また、スプリングを並列(横に2本並べる)にした場合は計算が逆になり、合成バネレートは個々のレートの合計になります。
$$並列合成バネレート = K_1 + K_2$$
直列は「積÷和」、並列は「足し算」、この違いだけ覚えておけばOKです。
【参考:SPL(Spring Professional Lab.)】合成バネレートを自動計算できるツールと計算式の解説
スプリングレートの計算を正しく行っても、ダンパー(ショックアブソーバー)とのバランスが取れていなければ走りは安定しません。ここはあまり語られない部分ですが、実は多くの失敗の根本原因になっているポイントです。
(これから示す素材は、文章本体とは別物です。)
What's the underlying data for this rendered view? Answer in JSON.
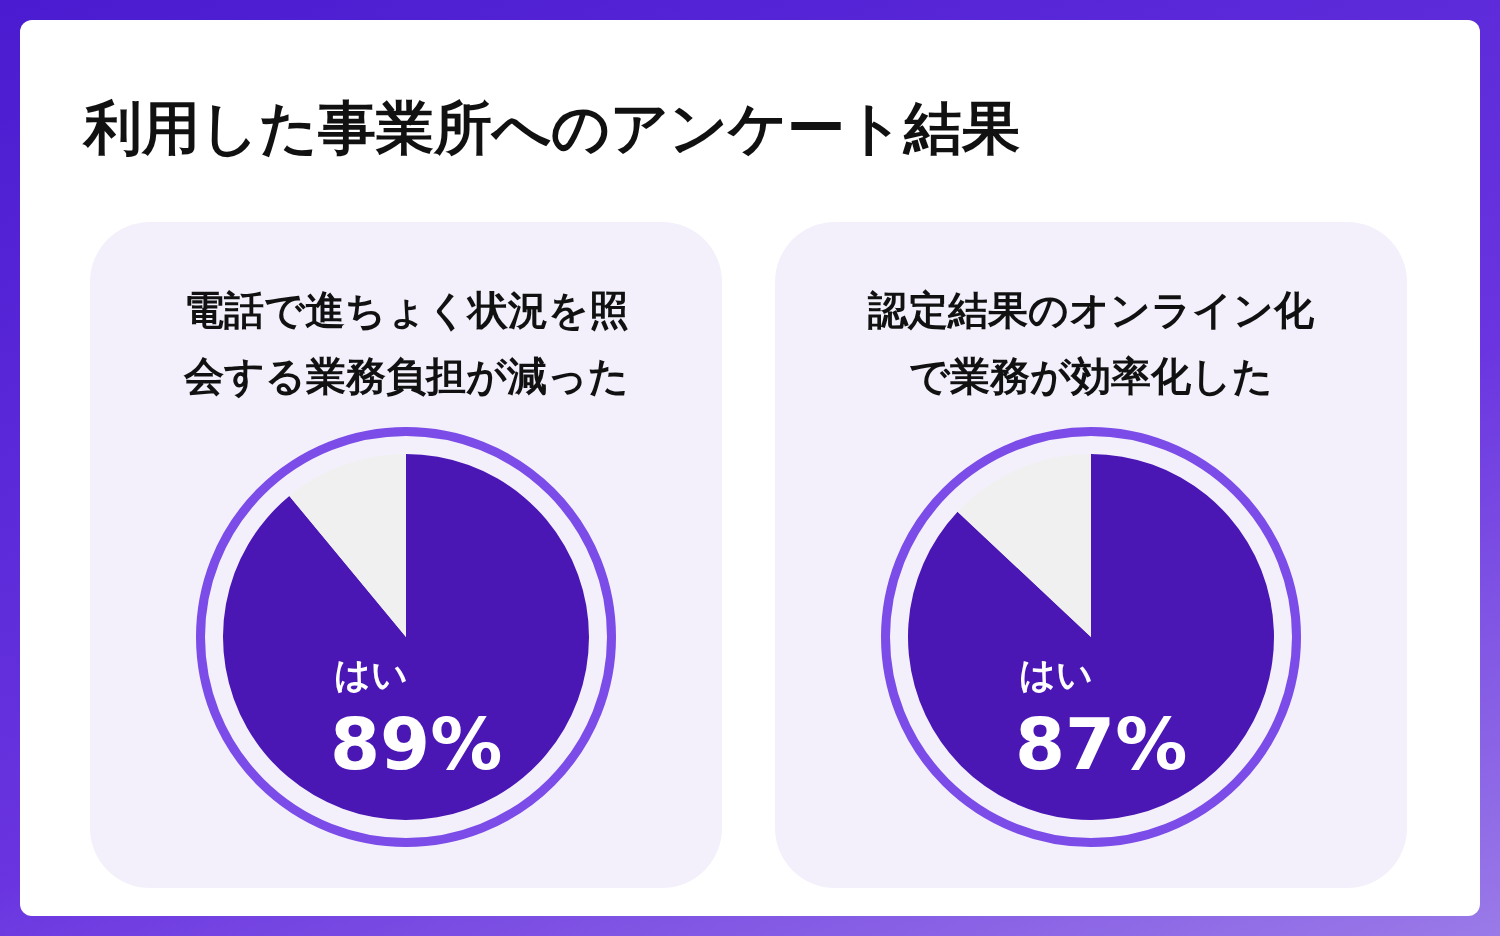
{
  "chart_data": [
    {
      "type": "other",
      "title": "利用した事業所へのアンケート結果"
    },
    {
      "type": "pie",
      "title": "電話で進ちょく状況を照会する業務負担が減った",
      "categories": [
        "はい",
        null
      ],
      "values": [
        89,
        11
      ],
      "colors": [
        "#4a17b5",
        "#f0f0f0"
      ],
      "value_labels": [
        "89%",
        null
      ]
    },
    {
      "type": "pie",
      "title": "認定結果のオンライン化で業務が効率化した",
      "categories": [
        "はい",
        null
      ],
      "values": [
        87,
        13
      ],
      "colors": [
        "#4a17b5",
        "#f0f0f0"
      ],
      "value_labels": [
        "87%",
        null
      ]
    }
  ]
}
「スプリングを硬くすれば安定する」と思っている人は多いですが、スプリングを硬くしすぎてダンパーが対応できなくなると、逆に車体が跳ねるような動きになります。これはバネが素早く縮もうとするのに、ダンパーがその動きを吸収しきれない状態です。ちょうど、強いバネで跳ね返すボールのような動きをイメージしてください。
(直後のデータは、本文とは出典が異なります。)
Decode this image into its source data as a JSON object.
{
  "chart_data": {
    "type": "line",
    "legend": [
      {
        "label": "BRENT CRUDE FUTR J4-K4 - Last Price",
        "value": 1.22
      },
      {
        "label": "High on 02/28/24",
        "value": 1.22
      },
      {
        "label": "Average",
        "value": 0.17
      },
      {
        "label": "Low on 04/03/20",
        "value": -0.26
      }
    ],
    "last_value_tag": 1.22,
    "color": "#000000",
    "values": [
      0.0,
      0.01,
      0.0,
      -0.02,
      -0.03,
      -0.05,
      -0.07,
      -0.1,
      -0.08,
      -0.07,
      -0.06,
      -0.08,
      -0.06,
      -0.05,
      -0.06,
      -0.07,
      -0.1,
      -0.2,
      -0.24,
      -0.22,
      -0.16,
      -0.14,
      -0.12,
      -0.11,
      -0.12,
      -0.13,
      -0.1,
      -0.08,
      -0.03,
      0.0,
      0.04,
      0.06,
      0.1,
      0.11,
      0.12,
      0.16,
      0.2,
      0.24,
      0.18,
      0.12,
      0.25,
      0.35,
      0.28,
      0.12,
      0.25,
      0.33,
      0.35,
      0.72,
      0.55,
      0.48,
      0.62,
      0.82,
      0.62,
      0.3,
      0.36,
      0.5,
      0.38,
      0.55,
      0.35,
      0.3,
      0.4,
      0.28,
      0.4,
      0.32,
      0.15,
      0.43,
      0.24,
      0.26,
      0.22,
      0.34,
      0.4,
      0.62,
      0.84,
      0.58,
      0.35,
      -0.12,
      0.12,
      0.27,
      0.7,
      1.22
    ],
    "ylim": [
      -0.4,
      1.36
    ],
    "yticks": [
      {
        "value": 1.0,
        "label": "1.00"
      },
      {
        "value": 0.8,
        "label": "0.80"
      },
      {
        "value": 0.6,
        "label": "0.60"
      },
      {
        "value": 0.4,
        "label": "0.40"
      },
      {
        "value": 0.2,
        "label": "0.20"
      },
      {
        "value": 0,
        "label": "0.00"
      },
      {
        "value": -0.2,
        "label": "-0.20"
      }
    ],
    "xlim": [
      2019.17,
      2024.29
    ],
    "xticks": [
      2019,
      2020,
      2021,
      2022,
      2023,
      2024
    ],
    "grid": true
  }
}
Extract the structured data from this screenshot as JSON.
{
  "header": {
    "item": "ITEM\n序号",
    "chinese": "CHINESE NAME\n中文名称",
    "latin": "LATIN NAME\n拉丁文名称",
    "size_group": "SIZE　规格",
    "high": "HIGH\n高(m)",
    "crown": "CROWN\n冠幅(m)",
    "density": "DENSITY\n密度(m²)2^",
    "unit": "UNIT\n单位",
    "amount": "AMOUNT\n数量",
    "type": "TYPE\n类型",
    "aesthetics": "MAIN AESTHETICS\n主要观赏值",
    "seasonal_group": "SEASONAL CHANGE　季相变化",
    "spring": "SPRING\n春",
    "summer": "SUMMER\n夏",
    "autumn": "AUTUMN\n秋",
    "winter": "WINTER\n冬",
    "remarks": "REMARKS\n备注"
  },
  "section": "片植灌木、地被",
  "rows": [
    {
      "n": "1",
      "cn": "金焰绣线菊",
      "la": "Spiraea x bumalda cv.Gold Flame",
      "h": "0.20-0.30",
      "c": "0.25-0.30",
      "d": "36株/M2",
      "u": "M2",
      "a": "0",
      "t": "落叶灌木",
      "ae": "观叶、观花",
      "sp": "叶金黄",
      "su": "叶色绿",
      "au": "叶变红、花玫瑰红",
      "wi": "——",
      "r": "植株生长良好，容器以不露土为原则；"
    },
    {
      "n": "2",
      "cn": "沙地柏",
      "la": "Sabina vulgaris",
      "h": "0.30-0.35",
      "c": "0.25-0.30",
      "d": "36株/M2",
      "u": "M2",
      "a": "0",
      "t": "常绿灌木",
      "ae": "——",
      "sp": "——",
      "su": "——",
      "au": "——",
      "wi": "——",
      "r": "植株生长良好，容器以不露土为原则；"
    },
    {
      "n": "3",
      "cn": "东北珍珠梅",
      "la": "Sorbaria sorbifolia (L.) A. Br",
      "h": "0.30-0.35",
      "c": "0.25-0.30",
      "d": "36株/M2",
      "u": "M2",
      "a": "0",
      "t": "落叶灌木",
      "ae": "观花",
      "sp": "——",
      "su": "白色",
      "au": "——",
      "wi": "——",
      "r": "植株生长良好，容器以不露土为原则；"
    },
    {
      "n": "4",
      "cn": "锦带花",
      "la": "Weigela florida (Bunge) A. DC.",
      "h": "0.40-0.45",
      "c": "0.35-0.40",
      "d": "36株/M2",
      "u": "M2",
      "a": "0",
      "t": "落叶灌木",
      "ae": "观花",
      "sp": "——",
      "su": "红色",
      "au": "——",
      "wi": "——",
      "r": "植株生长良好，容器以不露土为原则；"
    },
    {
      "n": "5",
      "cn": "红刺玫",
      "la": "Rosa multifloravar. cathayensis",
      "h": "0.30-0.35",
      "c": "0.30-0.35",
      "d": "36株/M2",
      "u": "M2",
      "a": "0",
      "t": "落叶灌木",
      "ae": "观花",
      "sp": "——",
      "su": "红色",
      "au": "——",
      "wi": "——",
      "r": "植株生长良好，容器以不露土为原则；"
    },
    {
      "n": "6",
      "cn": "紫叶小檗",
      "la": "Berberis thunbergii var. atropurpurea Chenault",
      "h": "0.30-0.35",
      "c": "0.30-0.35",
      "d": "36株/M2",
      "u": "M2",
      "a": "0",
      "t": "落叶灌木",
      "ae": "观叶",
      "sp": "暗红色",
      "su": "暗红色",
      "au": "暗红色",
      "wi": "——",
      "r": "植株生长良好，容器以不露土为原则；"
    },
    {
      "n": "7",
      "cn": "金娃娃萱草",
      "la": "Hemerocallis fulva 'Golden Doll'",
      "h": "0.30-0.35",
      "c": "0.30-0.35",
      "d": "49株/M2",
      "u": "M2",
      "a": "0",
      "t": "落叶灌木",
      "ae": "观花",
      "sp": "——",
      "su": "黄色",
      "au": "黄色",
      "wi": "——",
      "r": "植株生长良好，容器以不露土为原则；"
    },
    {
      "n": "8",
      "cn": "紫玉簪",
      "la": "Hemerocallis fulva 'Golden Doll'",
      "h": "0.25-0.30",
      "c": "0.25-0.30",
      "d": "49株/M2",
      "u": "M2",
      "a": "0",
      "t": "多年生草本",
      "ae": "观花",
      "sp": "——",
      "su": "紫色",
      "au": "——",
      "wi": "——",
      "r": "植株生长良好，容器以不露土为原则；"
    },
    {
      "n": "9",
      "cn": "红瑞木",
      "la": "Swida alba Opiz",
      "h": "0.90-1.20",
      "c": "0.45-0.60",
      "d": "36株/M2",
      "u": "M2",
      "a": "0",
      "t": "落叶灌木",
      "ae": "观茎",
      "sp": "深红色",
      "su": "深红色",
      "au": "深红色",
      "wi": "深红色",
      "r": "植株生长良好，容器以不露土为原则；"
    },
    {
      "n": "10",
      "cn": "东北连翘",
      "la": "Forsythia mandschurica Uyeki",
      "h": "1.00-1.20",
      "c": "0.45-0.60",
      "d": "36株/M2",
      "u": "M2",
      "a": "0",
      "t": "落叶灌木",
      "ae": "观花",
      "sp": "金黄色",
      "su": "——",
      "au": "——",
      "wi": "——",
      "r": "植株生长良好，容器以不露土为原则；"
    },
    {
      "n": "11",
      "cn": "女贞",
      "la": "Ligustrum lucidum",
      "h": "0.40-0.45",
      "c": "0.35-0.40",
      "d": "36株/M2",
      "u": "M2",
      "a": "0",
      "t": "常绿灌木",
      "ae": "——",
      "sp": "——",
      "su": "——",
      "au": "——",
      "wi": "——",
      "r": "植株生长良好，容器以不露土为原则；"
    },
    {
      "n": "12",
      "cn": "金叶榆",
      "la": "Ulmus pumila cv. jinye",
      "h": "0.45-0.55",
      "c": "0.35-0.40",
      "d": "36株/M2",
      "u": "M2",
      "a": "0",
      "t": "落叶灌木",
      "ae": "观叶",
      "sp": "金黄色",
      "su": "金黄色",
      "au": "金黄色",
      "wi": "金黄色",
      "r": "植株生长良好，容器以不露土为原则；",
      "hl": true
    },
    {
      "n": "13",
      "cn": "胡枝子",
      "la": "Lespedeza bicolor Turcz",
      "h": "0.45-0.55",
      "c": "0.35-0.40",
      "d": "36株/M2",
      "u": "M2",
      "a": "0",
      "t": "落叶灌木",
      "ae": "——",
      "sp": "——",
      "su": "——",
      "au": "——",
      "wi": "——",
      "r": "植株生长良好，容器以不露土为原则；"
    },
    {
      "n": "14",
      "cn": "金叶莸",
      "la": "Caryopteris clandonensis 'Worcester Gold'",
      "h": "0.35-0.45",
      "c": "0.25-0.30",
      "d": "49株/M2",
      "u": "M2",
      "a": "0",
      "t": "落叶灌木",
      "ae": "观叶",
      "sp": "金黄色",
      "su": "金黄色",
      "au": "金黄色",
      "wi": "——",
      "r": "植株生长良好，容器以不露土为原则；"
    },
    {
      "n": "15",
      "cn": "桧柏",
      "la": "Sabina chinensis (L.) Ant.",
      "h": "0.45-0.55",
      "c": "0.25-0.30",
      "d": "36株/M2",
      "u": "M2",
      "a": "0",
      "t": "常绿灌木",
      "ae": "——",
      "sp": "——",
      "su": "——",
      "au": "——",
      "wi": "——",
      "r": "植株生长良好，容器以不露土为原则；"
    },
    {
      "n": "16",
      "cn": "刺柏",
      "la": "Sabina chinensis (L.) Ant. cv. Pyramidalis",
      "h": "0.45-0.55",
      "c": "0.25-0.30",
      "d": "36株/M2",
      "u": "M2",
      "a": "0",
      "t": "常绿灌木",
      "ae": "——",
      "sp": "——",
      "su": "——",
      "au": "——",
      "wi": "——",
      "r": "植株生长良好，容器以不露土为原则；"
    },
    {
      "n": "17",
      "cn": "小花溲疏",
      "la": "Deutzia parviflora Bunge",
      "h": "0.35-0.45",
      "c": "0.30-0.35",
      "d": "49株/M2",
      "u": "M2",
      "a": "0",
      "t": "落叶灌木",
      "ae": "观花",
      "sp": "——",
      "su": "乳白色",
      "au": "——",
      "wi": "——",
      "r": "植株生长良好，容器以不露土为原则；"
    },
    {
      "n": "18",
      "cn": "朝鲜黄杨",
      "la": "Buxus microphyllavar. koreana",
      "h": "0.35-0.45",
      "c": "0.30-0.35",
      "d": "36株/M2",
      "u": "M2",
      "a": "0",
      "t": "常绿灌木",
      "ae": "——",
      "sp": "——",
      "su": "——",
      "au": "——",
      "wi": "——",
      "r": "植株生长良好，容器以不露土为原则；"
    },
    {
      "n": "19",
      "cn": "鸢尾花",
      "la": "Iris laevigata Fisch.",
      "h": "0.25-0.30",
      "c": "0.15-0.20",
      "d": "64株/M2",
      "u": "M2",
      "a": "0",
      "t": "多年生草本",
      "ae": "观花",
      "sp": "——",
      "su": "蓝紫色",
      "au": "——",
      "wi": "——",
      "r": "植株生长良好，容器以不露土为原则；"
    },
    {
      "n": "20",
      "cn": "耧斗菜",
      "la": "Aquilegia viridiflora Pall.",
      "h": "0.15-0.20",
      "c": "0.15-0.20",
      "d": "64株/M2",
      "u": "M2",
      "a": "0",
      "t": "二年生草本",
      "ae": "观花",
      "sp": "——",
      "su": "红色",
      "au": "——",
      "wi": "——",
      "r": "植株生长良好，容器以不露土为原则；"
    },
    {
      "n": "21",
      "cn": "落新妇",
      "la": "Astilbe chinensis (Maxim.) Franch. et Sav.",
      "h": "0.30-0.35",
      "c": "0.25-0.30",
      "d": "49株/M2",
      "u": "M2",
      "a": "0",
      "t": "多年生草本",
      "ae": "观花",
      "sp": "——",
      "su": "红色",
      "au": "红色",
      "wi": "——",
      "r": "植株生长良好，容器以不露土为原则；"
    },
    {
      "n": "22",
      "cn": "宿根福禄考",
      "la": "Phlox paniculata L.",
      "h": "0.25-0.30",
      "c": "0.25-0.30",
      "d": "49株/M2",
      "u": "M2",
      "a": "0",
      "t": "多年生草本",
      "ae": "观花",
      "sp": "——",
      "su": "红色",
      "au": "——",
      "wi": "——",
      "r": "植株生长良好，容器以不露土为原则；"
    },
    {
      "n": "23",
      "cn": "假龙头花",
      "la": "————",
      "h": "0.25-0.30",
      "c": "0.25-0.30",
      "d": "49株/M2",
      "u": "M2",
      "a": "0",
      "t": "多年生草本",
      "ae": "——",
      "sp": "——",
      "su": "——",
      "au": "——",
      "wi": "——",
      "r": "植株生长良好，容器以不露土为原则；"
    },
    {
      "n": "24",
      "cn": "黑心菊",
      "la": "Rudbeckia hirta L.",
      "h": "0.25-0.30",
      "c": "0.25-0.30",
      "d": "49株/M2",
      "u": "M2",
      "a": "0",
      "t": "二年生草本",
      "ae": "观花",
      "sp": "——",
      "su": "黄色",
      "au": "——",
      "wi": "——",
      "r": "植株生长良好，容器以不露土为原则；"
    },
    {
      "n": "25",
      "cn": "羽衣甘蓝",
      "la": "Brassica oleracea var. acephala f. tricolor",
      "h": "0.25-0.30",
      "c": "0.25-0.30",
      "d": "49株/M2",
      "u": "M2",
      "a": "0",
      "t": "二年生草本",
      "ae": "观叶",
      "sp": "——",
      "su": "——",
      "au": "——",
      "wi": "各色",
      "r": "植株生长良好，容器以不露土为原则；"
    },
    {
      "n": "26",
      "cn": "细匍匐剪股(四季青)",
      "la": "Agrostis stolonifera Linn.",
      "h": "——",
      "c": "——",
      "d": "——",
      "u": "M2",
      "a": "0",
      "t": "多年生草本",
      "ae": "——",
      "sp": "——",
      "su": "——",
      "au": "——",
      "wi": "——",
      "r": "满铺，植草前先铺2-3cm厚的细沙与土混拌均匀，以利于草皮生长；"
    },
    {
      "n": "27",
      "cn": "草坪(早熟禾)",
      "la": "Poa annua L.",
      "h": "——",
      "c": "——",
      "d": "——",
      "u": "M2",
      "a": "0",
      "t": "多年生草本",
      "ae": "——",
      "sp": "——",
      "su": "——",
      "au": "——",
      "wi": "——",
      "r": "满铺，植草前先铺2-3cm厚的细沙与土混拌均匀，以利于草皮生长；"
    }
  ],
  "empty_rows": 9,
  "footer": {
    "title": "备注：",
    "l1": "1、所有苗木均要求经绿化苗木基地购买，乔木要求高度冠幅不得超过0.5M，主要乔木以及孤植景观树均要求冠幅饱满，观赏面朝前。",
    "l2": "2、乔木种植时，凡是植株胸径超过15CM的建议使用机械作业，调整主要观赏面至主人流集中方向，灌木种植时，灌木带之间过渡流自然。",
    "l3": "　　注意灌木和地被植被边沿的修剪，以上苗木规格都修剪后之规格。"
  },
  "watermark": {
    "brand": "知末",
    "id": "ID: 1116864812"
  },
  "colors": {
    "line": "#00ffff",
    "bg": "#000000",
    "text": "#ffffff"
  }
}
ダンパーとのバランスを考えるうえで目安になるのが「固有振動数(Sprung Frequency)」という概念です。スプリングレートが決まれば、バネ上質量(車重のうちサスペンションより上の部分)との関係で固有振動数を計算できます。
$$固有振動数(Hz)= \frac{1}{2\pi} \sqrt{\frac{ホイールレート \times 9.8}{バネ上質量}}$$
一般的な乗用車のストリート仕様では1〜2Hz程度、スポーツ走行では2〜3Hz以上を目指すことが多いです。この数値を念頭に置いてスプリングレートを計算すると、ダンパーの減衰力設定との整合性がとりやすくなります。
もうひとつ意外な視点があります。市販の車高調の中には、吊るし状態のまま使うと1.3G以上の横Gに耐えられないスペックのものが存在します。街乗りでは問題ないことが多いですが、マンホールや段差で予期せず大きな衝撃がかかった場合、バンプラバーに荷重が移ってしまい、その時点で20kgf/mm近い急激なバネレート上昇が発生します。これが「突然ガツンとくる」という感覚の正体です。
スプリングレートの計算は「バネ単体」で考えるだけでは不十分なのです。ダンパーの調整幅、バンプラバーの硬さ・長さ、そしてプリロードの設定量(目安は5〜10mm)まで含めてトータルで考えることが、理想のセッティングへの近道になります。
足回りで悩んでいる場合、スプリング交換前に信頼できるショップで現状のセッティングを診てもらうことも選択肢のひとつです。スプリング本体の交換費用の相場は1本あたり2万〜5万円、工賃込みで4〜9万円程度が目安になります。計算だけで進めて失敗するよりも、プロに一度確認してもらう方が結果的に余分な出費を防げることも多いです。